Jim’s workout partner for a recent session was Dave, 28, of Santa Ana, who tested positive for HIV a year ago. “The day after Christmas, I just hit the bed,” he says. He was hospitalized shortly after that, and the doctors found he had hepatitis B and syphilis along with the HIV virus. Both problems cleared up after a couple of months, and so far Dave has no AIDS-related symptoms, “other than the psychological effects.”

He takes AZT to halt the reproduction of the virus.

“I was going to the gym before I got the diagnosis, off and on for a few years,” Dave says. “But Cort has taught me the right way to work out. Now I exercise, try to eat well, take vitamins and try to stay as healthy as I can.”
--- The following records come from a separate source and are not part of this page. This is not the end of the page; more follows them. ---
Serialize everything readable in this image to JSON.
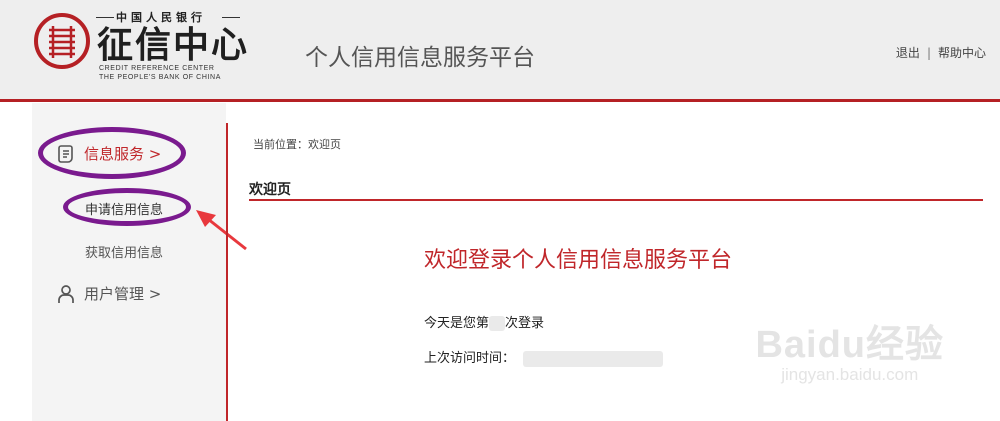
{
  "header": {
    "logo_top_text": "中国人民银行",
    "logo_main_text": "征信中心",
    "logo_en_line1": "CREDIT REFERENCE CENTER",
    "logo_en_line2": "THE PEOPLE'S BANK OF CHINA",
    "platform_title": "个人信用信息服务平台",
    "links": {
      "logout": "退出",
      "separator": "|",
      "help": "帮助中心"
    },
    "accent_color": "#c0262a"
  },
  "sidebar": {
    "items": [
      {
        "label": "信息服务 >",
        "icon": "document-icon",
        "active": true,
        "children": [
          {
            "label": "申请信用信息",
            "active": true
          },
          {
            "label": "获取信用信息",
            "active": false
          }
        ]
      },
      {
        "label": "用户管理 >",
        "icon": "user-icon",
        "active": false
      }
    ]
  },
  "main": {
    "breadcrumb": "当前位置：欢迎页",
    "page_title": "欢迎页",
    "welcome_heading": "欢迎登录个人信用信息服务平台",
    "login_count_prefix": "今天是您第",
    "login_count_suffix": "次登录",
    "last_visit_label": "上次访问时间："
  },
  "annotations": {
    "ellipse_color": "#7a1a8e",
    "arrow_color": "#e8383d"
  },
  "watermark": {
    "brand": "Baidu经验",
    "url": "jingyan.baidu.com"
  }
}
Exercise, Dave says, helps him deal with the stress of knowing he carries the HIV virus. “With the workouts and the AZT, I feel like I’m doing something against the virus. . . . And that’s a good feeling.”

“No one has any idea how strong the brain is in controlling the body,” Corson says. “But we do know that getting oxygen into the body is a tremendous plus in fighting any kind of disease.”